Social networks like Facebook and Twitter are created with communities in mind. But there are also passive, implict communities that are defined by their members’ interactions with the service (such as Netflix and Spotify).
Defining such relationships and analysing the communities the connections imply allows us to learn about both the community and the subject. For instance, users of a music streaming service can be grouped together based on the kind of music they like. These groups could be used to investigate shifting trends, and the emergence and decline of subcultures.
These insights are not only culturally significant, but also valuable from a business perspective. Streaming services spend millions of dollars each year to acquire content. Can we build tools that help them to study their userbase and optimize their catalogue?
In this post we are going to look at an interactive visualization that clusters movies together based on user ratings. This visualization will give us a glimpse into a community of cinephiles.

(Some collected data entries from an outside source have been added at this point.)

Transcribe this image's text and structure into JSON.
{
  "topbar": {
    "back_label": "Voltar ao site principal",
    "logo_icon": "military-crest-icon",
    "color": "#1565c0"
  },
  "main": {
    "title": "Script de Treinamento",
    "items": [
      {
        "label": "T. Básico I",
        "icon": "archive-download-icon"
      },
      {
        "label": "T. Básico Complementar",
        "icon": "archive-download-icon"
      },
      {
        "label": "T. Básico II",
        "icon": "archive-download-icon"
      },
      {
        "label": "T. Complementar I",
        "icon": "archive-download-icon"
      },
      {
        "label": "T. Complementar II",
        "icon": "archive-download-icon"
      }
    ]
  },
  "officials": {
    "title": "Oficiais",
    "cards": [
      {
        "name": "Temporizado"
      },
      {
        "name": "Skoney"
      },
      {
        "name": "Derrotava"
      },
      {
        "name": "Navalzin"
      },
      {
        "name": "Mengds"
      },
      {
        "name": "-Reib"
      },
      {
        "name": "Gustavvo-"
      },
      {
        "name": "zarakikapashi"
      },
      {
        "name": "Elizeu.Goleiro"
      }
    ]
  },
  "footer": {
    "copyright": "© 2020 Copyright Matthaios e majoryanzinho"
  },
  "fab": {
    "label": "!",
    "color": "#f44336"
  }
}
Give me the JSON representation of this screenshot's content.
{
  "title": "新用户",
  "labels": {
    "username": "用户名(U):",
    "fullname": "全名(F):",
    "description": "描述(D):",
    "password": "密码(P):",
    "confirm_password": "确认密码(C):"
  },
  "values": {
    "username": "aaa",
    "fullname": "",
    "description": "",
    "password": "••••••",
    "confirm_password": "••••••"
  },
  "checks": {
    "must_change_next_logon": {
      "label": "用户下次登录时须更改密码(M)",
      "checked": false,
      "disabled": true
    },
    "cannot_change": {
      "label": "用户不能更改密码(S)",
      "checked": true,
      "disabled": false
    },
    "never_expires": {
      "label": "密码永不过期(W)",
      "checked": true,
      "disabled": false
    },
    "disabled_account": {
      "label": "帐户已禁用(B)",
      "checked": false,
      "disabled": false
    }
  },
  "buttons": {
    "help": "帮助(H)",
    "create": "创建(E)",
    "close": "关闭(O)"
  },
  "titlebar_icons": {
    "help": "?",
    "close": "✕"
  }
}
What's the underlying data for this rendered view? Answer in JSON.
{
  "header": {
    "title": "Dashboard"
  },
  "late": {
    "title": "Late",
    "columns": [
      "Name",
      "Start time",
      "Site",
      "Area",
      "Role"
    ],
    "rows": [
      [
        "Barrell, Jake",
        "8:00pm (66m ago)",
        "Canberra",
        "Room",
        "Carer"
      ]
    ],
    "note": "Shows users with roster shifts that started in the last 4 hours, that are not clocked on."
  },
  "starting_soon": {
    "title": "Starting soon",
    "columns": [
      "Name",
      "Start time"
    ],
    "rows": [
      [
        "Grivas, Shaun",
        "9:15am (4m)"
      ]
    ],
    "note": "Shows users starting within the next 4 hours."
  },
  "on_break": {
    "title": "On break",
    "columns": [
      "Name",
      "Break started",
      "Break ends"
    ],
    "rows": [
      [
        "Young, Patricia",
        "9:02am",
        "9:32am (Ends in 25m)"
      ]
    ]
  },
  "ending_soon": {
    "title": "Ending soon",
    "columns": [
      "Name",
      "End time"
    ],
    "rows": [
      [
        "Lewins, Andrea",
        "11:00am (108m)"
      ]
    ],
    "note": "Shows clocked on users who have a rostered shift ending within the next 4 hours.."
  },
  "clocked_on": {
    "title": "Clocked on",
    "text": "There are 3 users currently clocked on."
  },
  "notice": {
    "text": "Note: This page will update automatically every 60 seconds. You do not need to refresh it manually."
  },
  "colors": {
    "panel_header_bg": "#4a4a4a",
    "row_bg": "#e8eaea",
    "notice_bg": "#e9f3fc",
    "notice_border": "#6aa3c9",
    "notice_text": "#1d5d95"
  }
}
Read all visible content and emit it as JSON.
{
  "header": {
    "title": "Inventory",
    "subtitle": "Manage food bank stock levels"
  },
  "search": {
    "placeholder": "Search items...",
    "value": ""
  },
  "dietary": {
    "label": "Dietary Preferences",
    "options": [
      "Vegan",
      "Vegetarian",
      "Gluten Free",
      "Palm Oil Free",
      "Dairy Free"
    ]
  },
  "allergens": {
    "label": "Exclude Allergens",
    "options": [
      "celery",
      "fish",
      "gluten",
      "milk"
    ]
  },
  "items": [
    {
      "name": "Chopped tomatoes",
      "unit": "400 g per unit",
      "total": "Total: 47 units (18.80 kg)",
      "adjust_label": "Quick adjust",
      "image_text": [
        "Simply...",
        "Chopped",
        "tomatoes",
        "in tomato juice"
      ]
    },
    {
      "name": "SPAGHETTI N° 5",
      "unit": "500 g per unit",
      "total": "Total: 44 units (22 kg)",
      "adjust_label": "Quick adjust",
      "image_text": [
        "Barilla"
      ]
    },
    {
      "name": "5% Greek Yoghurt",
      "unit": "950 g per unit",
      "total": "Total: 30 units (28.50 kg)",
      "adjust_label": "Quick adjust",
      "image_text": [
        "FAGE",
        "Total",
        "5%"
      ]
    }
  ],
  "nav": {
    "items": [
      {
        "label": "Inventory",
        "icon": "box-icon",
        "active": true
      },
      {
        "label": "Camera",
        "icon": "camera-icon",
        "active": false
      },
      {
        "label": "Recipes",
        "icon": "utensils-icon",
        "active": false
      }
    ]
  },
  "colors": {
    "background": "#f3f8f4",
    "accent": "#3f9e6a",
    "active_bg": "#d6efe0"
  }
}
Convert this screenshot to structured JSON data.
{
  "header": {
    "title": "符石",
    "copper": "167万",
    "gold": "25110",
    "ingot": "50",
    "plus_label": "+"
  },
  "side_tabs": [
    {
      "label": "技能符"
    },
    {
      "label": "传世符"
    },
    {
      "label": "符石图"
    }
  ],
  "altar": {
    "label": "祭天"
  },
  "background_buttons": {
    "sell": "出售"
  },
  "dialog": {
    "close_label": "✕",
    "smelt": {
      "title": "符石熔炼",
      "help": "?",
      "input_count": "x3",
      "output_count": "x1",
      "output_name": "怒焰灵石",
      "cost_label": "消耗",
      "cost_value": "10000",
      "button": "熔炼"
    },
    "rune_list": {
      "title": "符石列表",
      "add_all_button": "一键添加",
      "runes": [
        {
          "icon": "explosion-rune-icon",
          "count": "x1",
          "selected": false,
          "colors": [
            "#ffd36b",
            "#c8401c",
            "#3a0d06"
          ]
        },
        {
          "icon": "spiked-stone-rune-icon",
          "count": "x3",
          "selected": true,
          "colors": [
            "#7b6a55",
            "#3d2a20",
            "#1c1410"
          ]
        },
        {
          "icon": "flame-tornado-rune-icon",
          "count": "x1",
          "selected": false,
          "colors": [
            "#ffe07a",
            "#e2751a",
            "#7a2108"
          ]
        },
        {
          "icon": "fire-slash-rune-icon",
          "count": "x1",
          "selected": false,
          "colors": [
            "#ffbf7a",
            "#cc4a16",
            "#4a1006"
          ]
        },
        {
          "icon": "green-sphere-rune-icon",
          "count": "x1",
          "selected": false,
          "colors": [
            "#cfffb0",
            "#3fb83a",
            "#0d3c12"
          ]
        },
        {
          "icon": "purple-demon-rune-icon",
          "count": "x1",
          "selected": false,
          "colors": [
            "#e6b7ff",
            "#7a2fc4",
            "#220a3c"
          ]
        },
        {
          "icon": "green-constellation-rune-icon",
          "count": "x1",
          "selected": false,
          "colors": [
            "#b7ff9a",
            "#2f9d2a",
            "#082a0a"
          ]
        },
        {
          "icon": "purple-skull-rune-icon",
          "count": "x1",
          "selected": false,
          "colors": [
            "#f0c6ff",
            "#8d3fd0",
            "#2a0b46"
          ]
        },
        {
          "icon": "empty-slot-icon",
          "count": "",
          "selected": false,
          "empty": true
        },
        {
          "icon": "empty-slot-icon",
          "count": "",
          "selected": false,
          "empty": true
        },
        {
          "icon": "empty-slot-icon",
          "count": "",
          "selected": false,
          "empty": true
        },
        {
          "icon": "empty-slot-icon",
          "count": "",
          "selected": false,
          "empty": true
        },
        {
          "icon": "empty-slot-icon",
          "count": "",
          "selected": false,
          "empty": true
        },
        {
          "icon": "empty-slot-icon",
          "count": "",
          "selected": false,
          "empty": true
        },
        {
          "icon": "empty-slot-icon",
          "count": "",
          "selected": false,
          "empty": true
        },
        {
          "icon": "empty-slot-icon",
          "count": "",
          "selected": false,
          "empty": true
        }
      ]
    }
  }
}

MUBI is an online service that integrates a subscription video-on-demand service with a massive database. The service has a truly diverse selection of content from underground cult classics to Tarantino blockbusters that attracts cinephiles from all over the world. Its 8 million users have collectively rated and reviewed thousands of movies present in its database.
Given this dataset, how can we visualize the relationship between these users and the movies that they have rated? Let's take a look at a technique called t-SNE that can help us solve this problem.
Data visualization designers use a number of techniques and tricks to show the relationship between items in a dataset. Of course the location in the 2D visualization is an option, but scalar values such as rating or count can be shown by the size of the point, and categorical variables can be shown using colored labels.
Type of Fruit | Weight | Cost | Sugar per cup |
---|---|---|---|
Watermelon | 280 | 13.50 | 18 |
Strawberry | 7 | 2 | 7 |
Strawberry | 5 | 1 | 7 |
Orange | 131 | 2 | 23 |
This visualization shows a dataset with four dimensions. Each of these dimensions is visualized in a different way, using size, symbols and location.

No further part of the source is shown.